The same review board investigates whether accusations are credible and should be turned over to law enforcement, he said.
Several dioceses in the U.S. have released or published accused priests' names, Deshotel said. He will seek advice from them and other bishops in Louisiana, he said.
There are things to consider, Deshotel said, such as whether releasing the names will re-victimize the victims, distinguishing between accusations and proven abuse, and whether the accusation is made after the priest is dead and cannot defend himself.
"It takes time to assemble all that material," he said.
Panel moderator Adam Conque attempted to end the event without taking questions from the audience, saying questions not answered Tuesday would be answered via email sent to the person who submitted it.
Mary Collins spoke out in protest, saying she loves her church but the diocese is not being transparent until it answers everyone's questions. She asked how many clergy have been credibly accused of sexual misconduct in the last five years.
"I don't know," Deshotel said.
"I demand full transparency and justice," Collins said. "It's time."
"There are no priests in ministry who have been credibly accused of child abuse," Deshotel said, repeating almost verbatim what he said during a press conference in June following accusations that the Rev. Michael Guidry of St. Peter Church in Morrow had abused someone.
Guidry confessed a week later to providing a 16-year-old boy with alcohol and molesting him years ago.
On Tuesday, Quinn Hebert asked Deshotel how much church money was being used in Guidry's case, to which Deshotel said "none." He ignored a second question by Quinn about whether a monsignor had threatened the family of a priest abuse victim.

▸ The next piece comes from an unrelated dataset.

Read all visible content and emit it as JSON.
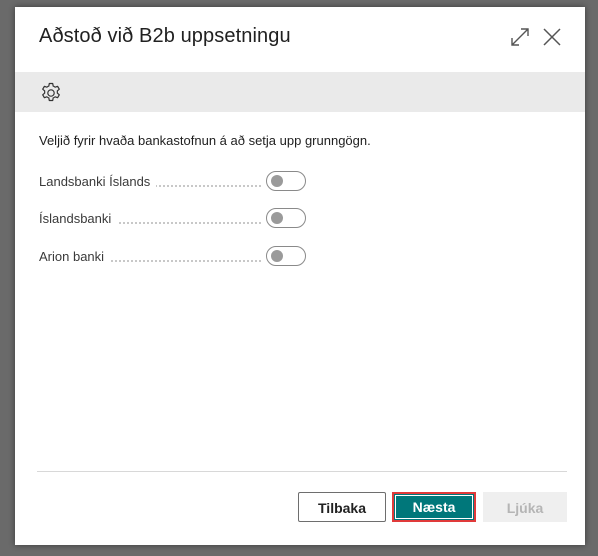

Priest sex abuse has rocked the Roman Catholic Church across the country and the globe. In the past, the church has either transferred priests from one church parish to the next or settled lawsuits by paying victims and keeping the priests' names secret.
Mary-Rose Verret, a married lay person on Tuesday's panel, said the Diocese of Lafayette was ground zero for priest sex abuse.
"Why can't Lafayette be ground zero for renewal?" she asked, to applause.
The Diocese, she said, should lead the way in transparency on a level that does not exist elsewhere.
The first publicized case of clergy sexual abuse occurred in the Diocese of Lafayette in 1983 amid accusations against the Rev. Gilbert Gauthe. Gauthe was transferred from one church parish to another. He pleaded guilty in 1985 to molesting 11 altar boys and spent less than nine years in jail.
An investigation by Minnesota Public Radio in 2014 uncovered hundreds of documents related to priest sex abuse in the Diocese of Lafayette. At least 15 priests were credibly accused or admitted to sexual abuse of minors, but former Bishop Michael Jarrell in 2014 declined to release the priests' names.
Seven were deceased, five lived outside the diocese and three lived in the diocese but were not active priests, the diocese said at the time.